July 14, 2009 -- Department of Homeland Security (DHS) Secretary Janet Napolitano today announced the formation of a task force to conduct a 60-day review of the Homeland Security Advisory System (HSAS). The mission of the task force is to assess the effectiveness of the system in informing the public about terrorist threats and communicating protective measures within government and throughout the private sector.
Secretary Napolitano appointed Fran Townsend, former Assistant to President George W. Bush for Homeland Security, and Judge William Webster, former director of Federal Bureau of Investigation (FBI) and Central Intelligence Agency (CIA), to co-chair the task force and lead the review.
“I have assembled a task force, made up of Democrats and Republicans, elected officials at the state and local level, security experts, law enforcement officials and other professionals to assess our current threat level system and provide options for any improvements that are needed,” said Secretary Napolitano, “My goal is simple: to have the most effective system in place to inform the American people about threats to our country.”
The review will include broad consideration of HSAS and the system’s impact on state, local, tribal, territorial and international law enforcement partners, the private sector and the American people. The task force will consult with the Department of Justice—under which HSAS was originally created—and provide opportunities for public input. In addition, DHS will take public comment directly via email at email@example.com.
Following the 60-day review period, the task force will present its findings to Secretary Napolitano, who will, in turn, discuss the findings with other Cabinet officials before making a recommendation about the future of the system to the White House.
This review is one of a number of steps Secretary Napolitano has taken to bolster the Department’s counterterrorism efforts. She recently completed a weeklong trip to Europe and the Middle East where she signed agreements with Spain and Portugal to allow for the exchange of biometric and biographic data to bolster counterterrorism and law enforcement efforts while emphasizing privacy protections. She also visited Ireland, England, Kuwait and Pakistan, where she met with top security officials to increase coordination against transnational terrorism.

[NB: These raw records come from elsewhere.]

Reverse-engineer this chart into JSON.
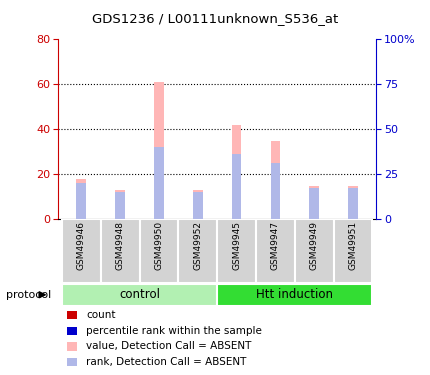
{
  "title": "GDS1236 / L00111unknown_S536_at",
  "samples": [
    "GSM49946",
    "GSM49948",
    "GSM49950",
    "GSM49952",
    "GSM49945",
    "GSM49947",
    "GSM49949",
    "GSM49951"
  ],
  "value_absent": [
    18,
    13,
    61,
    13,
    42,
    35,
    15,
    15
  ],
  "rank_absent": [
    16,
    12,
    32,
    12,
    29,
    25,
    14,
    14
  ],
  "ylim_left": [
    0,
    80
  ],
  "ylim_right": [
    0,
    100
  ],
  "yticks_left": [
    0,
    20,
    40,
    60,
    80
  ],
  "yticks_right": [
    0,
    25,
    50,
    75,
    100
  ],
  "ytick_labels_right": [
    "0",
    "25",
    "50",
    "75",
    "100%"
  ],
  "groups": [
    {
      "label": "control",
      "indices": [
        0,
        1,
        2,
        3
      ],
      "color": "#b2f0b2"
    },
    {
      "label": "Htt induction",
      "indices": [
        4,
        5,
        6,
        7
      ],
      "color": "#33dd33"
    }
  ],
  "protocol_label": "protocol",
  "color_value_absent": "#ffb6b6",
  "color_rank_absent": "#b0b8e8",
  "color_count": "#cc0000",
  "color_rank": "#0000cc",
  "bar_width": 0.25,
  "background_color": "#ffffff",
  "tick_label_area_color": "#d3d3d3",
  "legend_items": [
    {
      "label": "count",
      "color": "#cc0000"
    },
    {
      "label": "percentile rank within the sample",
      "color": "#0000cc"
    },
    {
      "label": "value, Detection Call = ABSENT",
      "color": "#ffb6b6"
    },
    {
      "label": "rank, Detection Call = ABSENT",
      "color": "#b0b8e8"
    }
  ]
}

Over the past five months, Secretary Napolitano has embarked on new security agreements with international partners, bolstered intelligence information sharing with domestic law enforcement partners, announced $1.7 billion in Homeland Security grants to strengthen risk-based preparedness activities across the nation for all disasters and implemented programs and directed funding for infrastructure protection, transportation and air travel security and cybersecurity efforts, among other efforts to protect the nation from threats of terrorism.